Despite the Orioles taking the Cubs series at Wrigley Field & almost doing the same this weekend in Washington, the Baltimore team to repeat again and again has been a pleasant surprise.
With the loss yesterday in Washington, they are currently 41-39, two games over .500 and are 7.5 games out of the AL East lead, but most fans would be fooling themselves if they thought Baltimore was a contending team.
I don’t want to sound crass, rude or raining on the parade — but the reality is that the Orioles are playing way above their heads.
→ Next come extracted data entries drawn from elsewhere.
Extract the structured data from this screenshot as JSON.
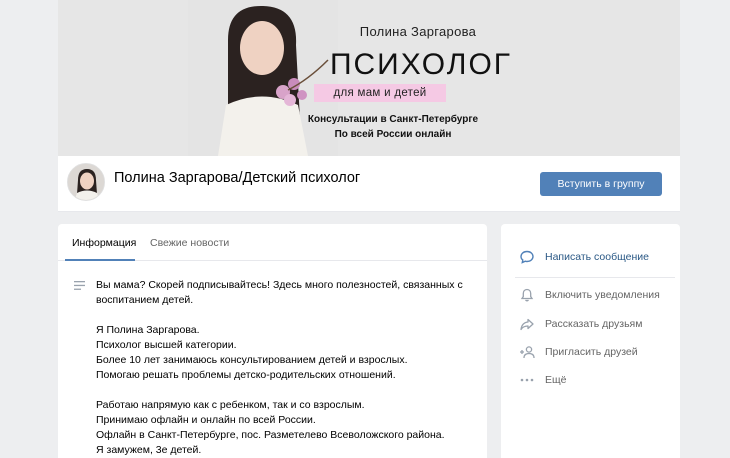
{
  "cover": {
    "name": "Полина Заргарова",
    "title": "ПСИХОЛОГ",
    "badge": "для мам и детей",
    "line1": "Консультации в Санкт-Петербурге",
    "line2": "По всей России онлайн"
  },
  "header": {
    "group_name": "Полина Заргарова/Детский психолог",
    "join_label": "Вступить в группу"
  },
  "tabs": [
    {
      "label": "Информация",
      "active": true
    },
    {
      "label": "Свежие новости",
      "active": false
    }
  ],
  "description": "Вы мама? Скорей подписывайтесь! Здесь много полезностей, связанных с воспитанием детей.\n\nЯ Полина Заргарова.\nПсихолог высшей категории.\nБолее 10 лет занимаюсь консультированием детей и взрослых.\nПомогаю решать проблемы детско-родительских отношений.\n\nРаботаю напрямую как с ребенком, так и со взрослым.\nПринимаю офлайн и онлайн по всей России.\nОфлайн в Санкт-Петербурге, пос. Разметелево Всеволожского района.\nЯ замужем, 3е детей.",
  "side": {
    "write_message": "Написать сообщение",
    "notifications": "Включить уведомления",
    "share": "Рассказать друзьям",
    "invite": "Пригласить друзей",
    "more": "Ещё"
  },
  "icons": {
    "write_message": "chat-bubble-icon",
    "notifications": "bell-icon",
    "share": "share-arrow-icon",
    "invite": "add-person-icon",
    "more": "dots-icon",
    "description": "text-lines-icon"
  },
  "colors": {
    "accent": "#5181b8",
    "link": "#2a5885",
    "background": "#edeef0",
    "badge": "#f5c9e4"
  }
}
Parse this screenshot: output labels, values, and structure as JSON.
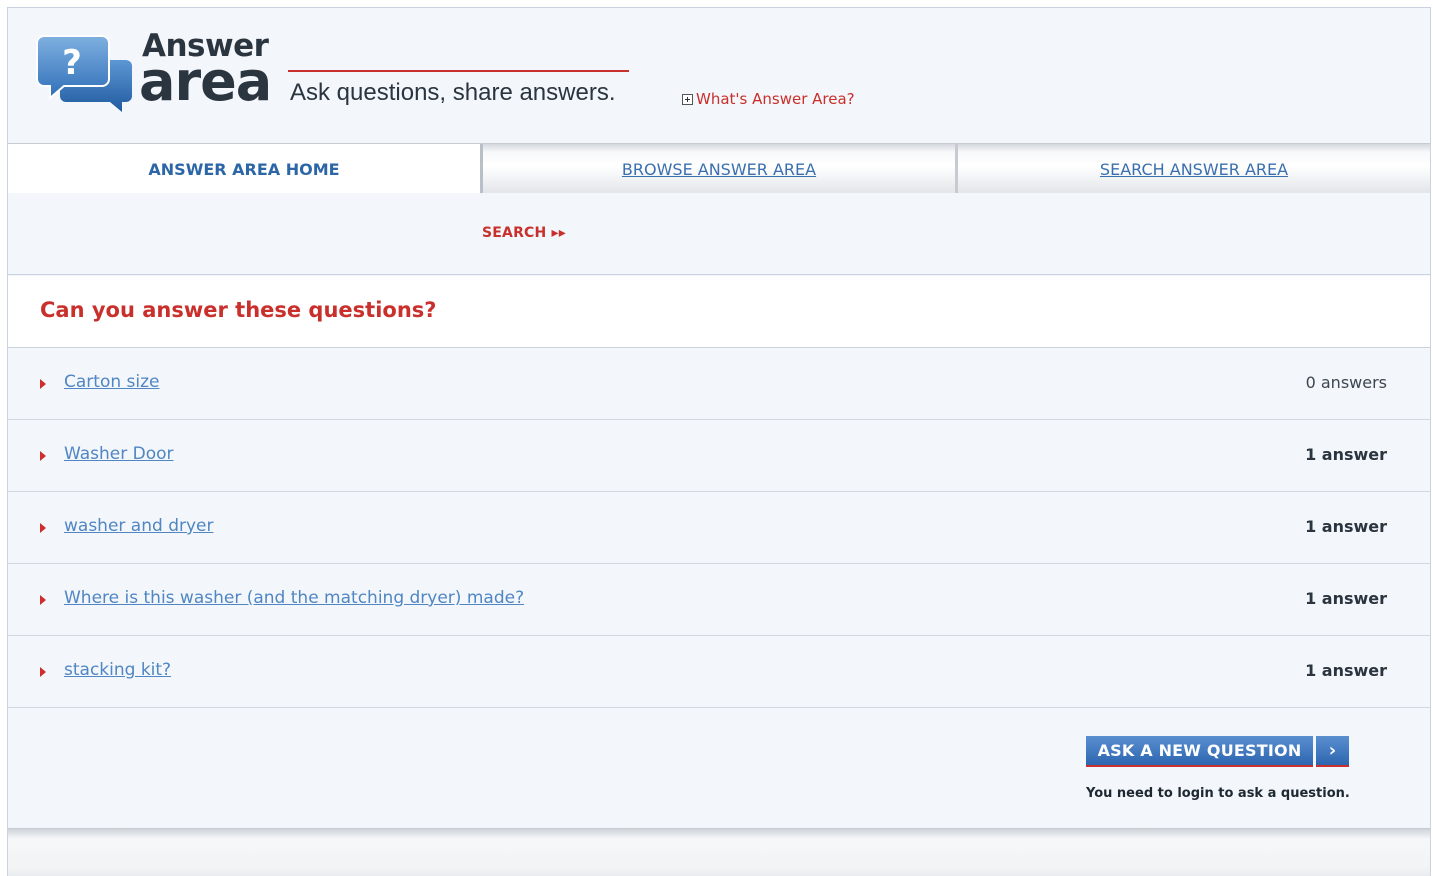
{
  "header": {
    "logo_word1": "Answer",
    "logo_word2": "area",
    "tagline": "Ask questions, share answers.",
    "whats_link": "What's Answer Area?"
  },
  "tabs": [
    {
      "label": "ANSWER AREA HOME",
      "active": true
    },
    {
      "label": "BROWSE ANSWER AREA",
      "active": false
    },
    {
      "label": "SEARCH ANSWER AREA",
      "active": false
    }
  ],
  "search": {
    "label": "SEARCH ▸▸"
  },
  "questions": {
    "title": "Can you answer these questions?",
    "items": [
      {
        "text": "Carton size",
        "count": "0 answers"
      },
      {
        "text": "Washer Door",
        "count": "1 answer"
      },
      {
        "text": "washer and dryer",
        "count": "1 answer"
      },
      {
        "text": "Where is this washer (and the matching dryer) made?",
        "count": "1 answer"
      },
      {
        "text": "stacking kit?",
        "count": "1 answer"
      }
    ]
  },
  "ask": {
    "button_label": "ASK A NEW QUESTION",
    "arrow_label": "›",
    "login_note": "You need to login to ask a question."
  },
  "colors": {
    "accent_red": "#c9302c",
    "link_blue": "#4f86c3",
    "button_blue": "#2d66b0",
    "background": "#f3f6fa"
  }
}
Despite Huff, Roberts, and Markakis’ numbers, the fact remains this team has a lot of holes — (i.e., shortstop — Brandon Fahey possibly starting??), an inconsistent starting staff staffed by mostly youngsters, and a lineup stuff devoid of power.
If the Orioles are still contention by the All-Star break, Andy MacPhail should wheel and deal — for the future — not to contend for a pennant. As much I would love to see the team in the playoffs, the fact of the matter is, this still is probably not even halfway through their rebuilding job.
This notion might be unpopular, but if we have to deal one of our key guys (outside of Markakis and Roberts), it should be done if we can get quality in return. We need a shortstop, more pitching, a power bat, an offensive first baseman and more for the future.
Again, don’t be fooled by Baltimore’s record. We may be above water, and Oriole Magic may be back; it may be brief.
The organization still needs to be overhauled, and the goal of the Orioles should be winning for tommorrow, building a core, and creating a solid system from the majors to the minors — not for the 2008 stretch run.
Don’t be swayed by the record right now, Andy MacPhail must stay the course.
The winning is nice, but we have to be realistic.
Before I go, I took a road trip to catch the Orioles take on the Cubs in their first trip ever to Wrigley Field last week. It made the rtip so much sweeter to see the Birds take two out of three from the mighty Cubs, but my journey was made much more by people of Chicago.
I’ll say, I have nothing but respect for the Cubs fans and how the majority of them treated us from Birdland. They did a great job in making us welcome, by chatting with us, and conversing in baseball; however, they showed incredible passion for their team, and their ballpark — just beautiful, pristine, and full of life.
And of course, Wrigley — what a gem.
In a day where ballparks have emulated rock concerts or stuff you’d see in the NBA, it was nice to see a park use minimalist bells and whistles to get the crowd going.
Their ballpark is simple — you focus on eyes on the game, the crowd, and not the exploding fireworks, a large LCD screen, and things to do otherwise than watch the game.
Simply put, you know you’re there to watch baseball, unlike another park I was at this weekend.I appreciated that at Wrigley, and that’s why I put it in the upper echelon of ballparks I have ever visited.